Using Your Money Abroad

One of the most important parts of your travel must-have list is your access to money while abroad. As a first line of defense, I withdrew some cash the night before I left, that way if they were any problems with the ATM, I would have been able to find another as opposed to if I had tried to get to one on my way to the airport this morning.


It is extremely important that you balance your need to for cash with the security risks involved with having it on you. You therefore do not want to withdraw less than the amount you know you will need when you exit the airport on the other side. Nor, do you want to get too much, as this would create additional risk of theft or robbery. If your destination country or countries do not use the same currency as your home, you should plan to make your withdrawal days before so that you can purchase the foreign currency. If you are keen on getting the most for you money like I am, you will want to monitor the varying value of your purchase currency relative to your purchasing currency. A website that I used a lot to track the EURO was

Electronic Funds

Credit Cards

As discussed in an earlier post, I researched credit cards that offered no foreign transaction fee and made sure to get one, the Chase Sapphire Preferred Card to be exact. The foreign transaction fee is an ugly and inconvenient one that is tacked onto every foreign currency purchase you make and on any purchase you make outside of the home country. For some cards it’s a flat rate per transaction, and for others it’s a percent of the transaction. When this fee is absent, your credit card company via the VISA, MasterCard, etc network is able to convert your foreign currency transaction to the value of your home country’s using the best rate for that day. This should obviously save you money that you may have lost doing the conversion yourself (purchasing fees, seller using highest rate for the day or an average, etc.)
I realized afterwards, that I also had another card that offers this benefit, as most Capital One cards do. I was happy to still have gotten the second one though, as it is obviously geared towards travelers with its rewards points and double bonus points on travel charges (airlines, car rentals, train tickets) and dining (fast food restaurants, fancy restaurants, etc). In addition to these benefits, I now also have a back-up source of credit in the event my first card gets lost, destroyed, or compromised.

ATM Cards

You may need cash after you’ve run out of the amount you’ve taken with you. You should not want to be charged other bank ATM fees while outside of the country. These are another annoying fee that financial institutions use to raise revenue, that some banks have actually decided to waive or reimburse for certain reasons. My Charles Schwab account, for instance, does not have commercial branches like other banks as their commercial arm operates primarily online. What results is a savings on administrative costs that is passed on to the consumer as higher saving interest rates on checking accounts, whereas many banks do not even offer interest on checking accounts. Another result of this is that there are no Schwab ATMs for customers to use to withdraw the funds they’ve deposited their via mail or other-bank transfer. To account for this, Schwab reimburses charges you incur as other bank ATM fees.
Another bank account that will come in handy on my traveling is Bank of America’s. This bank participates in an international banking agreement, Global ATM Alliance, that allows customers of any of the participating banks to use the ATMs of most of the others without being assessed the other bank ATM fees.
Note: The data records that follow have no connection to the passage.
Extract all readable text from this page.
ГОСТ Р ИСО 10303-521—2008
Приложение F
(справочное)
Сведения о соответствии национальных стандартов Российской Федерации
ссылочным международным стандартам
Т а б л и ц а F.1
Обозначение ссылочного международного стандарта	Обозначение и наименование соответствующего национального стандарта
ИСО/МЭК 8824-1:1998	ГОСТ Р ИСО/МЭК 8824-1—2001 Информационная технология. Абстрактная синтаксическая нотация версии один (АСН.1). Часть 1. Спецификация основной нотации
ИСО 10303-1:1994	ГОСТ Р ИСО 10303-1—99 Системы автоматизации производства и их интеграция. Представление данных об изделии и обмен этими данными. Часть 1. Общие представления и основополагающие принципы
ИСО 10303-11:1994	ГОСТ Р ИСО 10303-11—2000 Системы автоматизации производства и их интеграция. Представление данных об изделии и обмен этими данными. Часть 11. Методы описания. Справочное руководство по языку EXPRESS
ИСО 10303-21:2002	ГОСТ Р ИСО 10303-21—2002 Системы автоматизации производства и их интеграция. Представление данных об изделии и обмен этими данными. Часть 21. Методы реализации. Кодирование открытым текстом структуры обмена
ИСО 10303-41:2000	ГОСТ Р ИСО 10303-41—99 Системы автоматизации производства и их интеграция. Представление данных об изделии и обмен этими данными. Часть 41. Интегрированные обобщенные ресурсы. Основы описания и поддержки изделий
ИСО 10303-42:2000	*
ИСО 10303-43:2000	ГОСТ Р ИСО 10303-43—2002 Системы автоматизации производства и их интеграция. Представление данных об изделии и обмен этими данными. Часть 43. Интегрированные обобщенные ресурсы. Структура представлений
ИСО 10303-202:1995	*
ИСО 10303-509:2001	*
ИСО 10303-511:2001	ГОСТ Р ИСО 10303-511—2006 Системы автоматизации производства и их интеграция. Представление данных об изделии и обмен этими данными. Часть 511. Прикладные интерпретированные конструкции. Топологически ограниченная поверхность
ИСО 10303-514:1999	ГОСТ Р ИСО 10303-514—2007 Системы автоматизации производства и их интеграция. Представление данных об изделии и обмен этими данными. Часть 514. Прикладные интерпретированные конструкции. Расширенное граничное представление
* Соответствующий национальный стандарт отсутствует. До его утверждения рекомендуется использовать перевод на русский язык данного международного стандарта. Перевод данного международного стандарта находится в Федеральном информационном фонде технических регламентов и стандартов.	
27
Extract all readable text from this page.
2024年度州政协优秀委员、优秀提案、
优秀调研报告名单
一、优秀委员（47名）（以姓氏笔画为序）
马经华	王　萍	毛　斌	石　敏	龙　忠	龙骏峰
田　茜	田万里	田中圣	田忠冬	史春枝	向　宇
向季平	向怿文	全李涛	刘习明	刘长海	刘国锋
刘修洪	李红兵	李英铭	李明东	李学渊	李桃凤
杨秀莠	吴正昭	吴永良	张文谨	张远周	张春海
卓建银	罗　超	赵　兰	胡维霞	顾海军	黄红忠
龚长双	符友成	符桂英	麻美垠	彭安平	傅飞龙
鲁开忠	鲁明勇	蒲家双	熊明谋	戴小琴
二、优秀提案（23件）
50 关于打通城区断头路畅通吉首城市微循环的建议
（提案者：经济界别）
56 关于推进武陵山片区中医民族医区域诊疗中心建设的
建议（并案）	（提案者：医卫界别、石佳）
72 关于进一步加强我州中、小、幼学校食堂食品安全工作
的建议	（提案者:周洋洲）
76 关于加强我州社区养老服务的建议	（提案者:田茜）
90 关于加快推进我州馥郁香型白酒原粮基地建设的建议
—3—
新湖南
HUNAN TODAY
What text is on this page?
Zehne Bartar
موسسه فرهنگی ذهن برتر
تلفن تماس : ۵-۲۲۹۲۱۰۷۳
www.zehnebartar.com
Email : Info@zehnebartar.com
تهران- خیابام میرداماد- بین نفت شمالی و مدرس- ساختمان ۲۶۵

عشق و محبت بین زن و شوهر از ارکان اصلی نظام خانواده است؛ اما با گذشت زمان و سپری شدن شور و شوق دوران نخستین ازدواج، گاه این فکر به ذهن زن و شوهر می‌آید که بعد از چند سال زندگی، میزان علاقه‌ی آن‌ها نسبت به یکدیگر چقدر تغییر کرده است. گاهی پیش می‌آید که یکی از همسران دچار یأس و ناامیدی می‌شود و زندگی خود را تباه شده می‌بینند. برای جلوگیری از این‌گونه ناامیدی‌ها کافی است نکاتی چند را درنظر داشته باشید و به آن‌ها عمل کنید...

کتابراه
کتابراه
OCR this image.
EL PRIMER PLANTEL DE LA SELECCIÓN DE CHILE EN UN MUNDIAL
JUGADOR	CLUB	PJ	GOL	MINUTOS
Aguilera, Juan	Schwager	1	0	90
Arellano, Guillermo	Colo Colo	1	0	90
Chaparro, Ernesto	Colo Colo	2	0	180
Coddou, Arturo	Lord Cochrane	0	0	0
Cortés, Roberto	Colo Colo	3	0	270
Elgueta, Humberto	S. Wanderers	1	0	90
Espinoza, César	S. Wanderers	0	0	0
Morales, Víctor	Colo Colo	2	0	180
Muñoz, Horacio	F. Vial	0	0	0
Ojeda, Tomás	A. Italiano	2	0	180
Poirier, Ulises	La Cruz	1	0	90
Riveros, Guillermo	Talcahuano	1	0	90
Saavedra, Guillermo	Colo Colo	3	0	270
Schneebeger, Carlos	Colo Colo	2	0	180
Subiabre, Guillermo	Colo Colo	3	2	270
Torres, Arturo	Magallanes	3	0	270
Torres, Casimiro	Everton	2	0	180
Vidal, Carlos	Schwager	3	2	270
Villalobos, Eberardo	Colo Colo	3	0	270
A list of the Global Alliance members and their service countries, care of Wikipedia, is found below:

  • Bank of America (United States)
  • Barclays (United Kingdom, France, Spain, Portugal, Pakistan, Gibraltar, Ghana, Kenya, and other countries in Africa)
  • BNP Paribas (France)
  • BNP Paribas Fortis (Belgium)
  • Deutsche Bank (Germany, Poland, Belgium, India, Spain, Portugal and Italy)
  • Scotiabank (Canada, Caribbean, Peru, Chile and Mexico)
  • Westpac (Australia, New Zealand, Fiji, Vanuatu, Cook Islands, Samoa, Tonga, Papua New
  • Guinea and Solomon Islands)
  • Westpac Banking Corporation (Australia, Fiji, Cook Islands, Solomon Islands, and Vanuatu)
  • Westpac New Zealand Limited (New Zealand)
  • Westpac Bank – PNG – Limited (Papua New Guinea)
  • Westpac Bank Samoa Limited (Samoa)
  • Westpac Bank of Tonga (Tonga)
  • ABSA (South Africa)
  • UkrSibbank (Ukraine)

One thought on “Using Your Money Abroad”

  1. The Chase Sapphire Preferred Card is a good one. What I would recommend and I’ll add it to the prior post for anyone that is using credit cards is to make sure that you request an EMV chip which you can now. Some countries won’t take magnetic stripe cards because they don’t have that extra layer of protection. Good call on the Sapphire for the no transaction fees. It’s a good choice and the rewards are pretty good as well. Nice points on this post too about having cash on hand.